CoDa-thesis at UdG (GIrona, Spain)

10/07/2019

CONDITION ASSESSMENT OF PATIENTS WITH TYPE 1 DIABETES USING COMPOSITIONAl DATA ANALYSIS

 

On the 9th of July 2019, LYVIA REGINA BIAGI SILVA BERTACHI, a member of our association defended her thesis, supervised by Dr Josep Vehí Casellas and Dr Josep Antoni Martín-Fernández. The jury members were Dr José Luís Díaz (UPV), Dr Glòria Mateu (UdG) and Dr Cecilio Angulo (UPC).

 

Type 1 Diabetes Mellitus (T1DM) is a disease related to the autoimmune process of pancreatic Beta-cell destruction that leads to absolute insulin deficiency. Although T1DM occurs most frequently in children and adolescents, it can develop at any age. People with T1DM need exogenous insulin to maintain glucose at proper levels and avoid hyperglycemia. However, if insulin is over delivered, it may cause hypoglycemic events. If not properly treated T1DM may lead to several complications over time, including blindness, kidney failure, cardiovascular complications, and even death. Insulin infusion in T1DM patients can be performed with multiple daily injections (MDI); however, treatment with continuous subcutaneous insulin infusion (CSII) therapy provides improvements in glycemic control. Current T1DM management technology allows the integration of continuous glucose monitoring (CGM) and CSII. One example of such technology is the artificial pancreas (AP), which is a closed-loop (CL) system for the automatic control of glucose. The AP integrates a CGM device, an insulin pump and a control algorithm. However, even with the advances in diabetes technology, achieving optimal glycemic control is still a major hurdle due to the large intra-patient variability, and CGM plays an essential role for individuals with T1DM, allowing them to follow blood glucose levels in real time. These devices are recognized for improvements in glucose control and for providing relevant information not only regarding patient’s glucose profile but also lifestyle. Moreover, CGM technology has been changing how glycemic control is assessed, and there is an open discussion on considering the values obtained by CGM into different ranges of glucose instead of considering only the glycated hemoglobin test.

 

This thesis is devoted to describe the condition assessment of patients with T1DM through the analysis of glucose data obtained from CGM. Firstly, this work focuses on understanding and dissecting the measures obtained from CGM sensors. For that, a model of the error of a CGM sensor has been obtained and the accuracy of the CGM has been assessed during challenging conditions.

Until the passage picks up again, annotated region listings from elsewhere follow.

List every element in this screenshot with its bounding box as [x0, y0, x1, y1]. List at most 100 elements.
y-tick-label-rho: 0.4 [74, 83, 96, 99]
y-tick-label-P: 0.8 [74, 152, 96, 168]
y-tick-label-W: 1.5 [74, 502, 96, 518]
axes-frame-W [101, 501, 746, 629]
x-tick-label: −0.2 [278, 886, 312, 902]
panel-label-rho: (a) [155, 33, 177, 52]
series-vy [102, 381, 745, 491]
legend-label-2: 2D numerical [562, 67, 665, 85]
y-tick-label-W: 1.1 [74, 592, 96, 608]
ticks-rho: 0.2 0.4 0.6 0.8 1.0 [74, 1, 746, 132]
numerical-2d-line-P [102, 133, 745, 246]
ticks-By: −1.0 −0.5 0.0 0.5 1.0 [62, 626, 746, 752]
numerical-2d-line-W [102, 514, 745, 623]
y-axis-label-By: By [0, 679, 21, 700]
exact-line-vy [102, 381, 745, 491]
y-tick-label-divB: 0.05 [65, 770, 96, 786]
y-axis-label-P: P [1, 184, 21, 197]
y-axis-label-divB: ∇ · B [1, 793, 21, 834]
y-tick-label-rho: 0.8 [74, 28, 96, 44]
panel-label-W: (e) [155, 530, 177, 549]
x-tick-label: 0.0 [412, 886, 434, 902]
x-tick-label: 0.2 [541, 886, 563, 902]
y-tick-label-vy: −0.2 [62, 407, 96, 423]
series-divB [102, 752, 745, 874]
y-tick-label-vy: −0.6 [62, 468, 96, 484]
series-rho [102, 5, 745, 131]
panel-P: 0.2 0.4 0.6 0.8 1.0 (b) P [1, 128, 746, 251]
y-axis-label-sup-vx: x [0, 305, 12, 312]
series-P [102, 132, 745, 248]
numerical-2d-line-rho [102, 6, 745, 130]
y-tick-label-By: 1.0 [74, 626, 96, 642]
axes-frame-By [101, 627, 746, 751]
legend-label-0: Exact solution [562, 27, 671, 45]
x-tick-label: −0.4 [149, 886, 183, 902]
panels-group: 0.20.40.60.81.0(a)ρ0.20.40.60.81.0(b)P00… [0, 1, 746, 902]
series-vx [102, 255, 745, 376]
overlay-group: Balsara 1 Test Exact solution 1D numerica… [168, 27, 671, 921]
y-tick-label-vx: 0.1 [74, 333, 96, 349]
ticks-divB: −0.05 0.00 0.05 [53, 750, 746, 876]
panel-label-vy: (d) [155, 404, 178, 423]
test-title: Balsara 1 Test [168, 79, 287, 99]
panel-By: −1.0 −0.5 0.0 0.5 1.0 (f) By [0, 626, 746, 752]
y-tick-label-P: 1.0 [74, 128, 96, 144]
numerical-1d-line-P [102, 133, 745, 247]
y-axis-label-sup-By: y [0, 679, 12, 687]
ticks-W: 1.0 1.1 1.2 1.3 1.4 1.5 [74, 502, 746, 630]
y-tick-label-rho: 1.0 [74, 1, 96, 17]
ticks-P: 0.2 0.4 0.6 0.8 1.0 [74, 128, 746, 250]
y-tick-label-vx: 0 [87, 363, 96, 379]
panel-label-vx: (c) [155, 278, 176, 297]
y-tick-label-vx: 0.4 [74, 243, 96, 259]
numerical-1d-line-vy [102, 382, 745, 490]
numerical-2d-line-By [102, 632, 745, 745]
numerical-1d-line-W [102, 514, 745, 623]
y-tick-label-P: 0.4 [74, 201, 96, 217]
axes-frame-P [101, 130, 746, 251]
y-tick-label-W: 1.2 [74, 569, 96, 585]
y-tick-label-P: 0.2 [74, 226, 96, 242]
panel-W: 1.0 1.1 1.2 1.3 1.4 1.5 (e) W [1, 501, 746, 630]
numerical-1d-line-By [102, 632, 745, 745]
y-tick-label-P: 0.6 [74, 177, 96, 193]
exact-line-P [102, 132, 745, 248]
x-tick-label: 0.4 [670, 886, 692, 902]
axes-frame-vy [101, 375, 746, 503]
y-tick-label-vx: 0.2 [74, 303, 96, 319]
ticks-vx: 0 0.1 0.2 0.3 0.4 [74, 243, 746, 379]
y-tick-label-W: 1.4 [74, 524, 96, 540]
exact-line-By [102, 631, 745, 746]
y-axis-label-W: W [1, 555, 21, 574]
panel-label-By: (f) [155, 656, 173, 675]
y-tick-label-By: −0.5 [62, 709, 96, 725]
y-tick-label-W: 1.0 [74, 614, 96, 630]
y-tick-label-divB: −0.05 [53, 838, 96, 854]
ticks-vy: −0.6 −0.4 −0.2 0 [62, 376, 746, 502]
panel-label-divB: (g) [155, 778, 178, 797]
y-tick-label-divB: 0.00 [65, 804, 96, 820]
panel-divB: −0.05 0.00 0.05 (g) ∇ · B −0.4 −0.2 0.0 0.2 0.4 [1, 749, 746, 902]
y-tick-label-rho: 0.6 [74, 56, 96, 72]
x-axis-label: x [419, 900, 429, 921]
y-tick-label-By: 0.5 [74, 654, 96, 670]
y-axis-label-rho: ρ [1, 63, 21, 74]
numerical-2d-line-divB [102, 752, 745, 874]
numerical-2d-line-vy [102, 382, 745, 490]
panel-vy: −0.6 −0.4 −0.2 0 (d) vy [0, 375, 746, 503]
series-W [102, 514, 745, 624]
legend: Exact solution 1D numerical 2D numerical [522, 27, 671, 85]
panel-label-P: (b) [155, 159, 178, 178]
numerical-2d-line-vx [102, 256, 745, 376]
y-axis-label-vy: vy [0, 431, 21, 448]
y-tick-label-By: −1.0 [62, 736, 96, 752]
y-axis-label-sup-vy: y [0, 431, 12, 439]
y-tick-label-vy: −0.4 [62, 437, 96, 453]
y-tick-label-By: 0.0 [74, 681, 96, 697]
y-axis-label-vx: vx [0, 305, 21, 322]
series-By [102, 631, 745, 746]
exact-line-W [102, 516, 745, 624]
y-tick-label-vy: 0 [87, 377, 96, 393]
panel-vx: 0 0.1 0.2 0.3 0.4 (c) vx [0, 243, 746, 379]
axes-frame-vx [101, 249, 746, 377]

Secondly, a novel approach for the categorization of daily glucose profiles based on the analysis of compositional data (CoDa) is proposed. This methodology considers the analysis of time spent in different glucose ranges by individuals with T1DM. CoDa analysis is related to the analysis of vectors of positive components that describe the contribution of parts to some whole. Last, a probabilistic model of transition between different categories of periods of glucose data obtained with CoDa analysis is presented. The aforementioned approaches were evaluated considering T1DM data sets obtained from real patients using CGM devices. The obtained results are promising and could contribute to the advances in the development of technologies and also to assist both physicians and T1DM patients in the management of T1DM.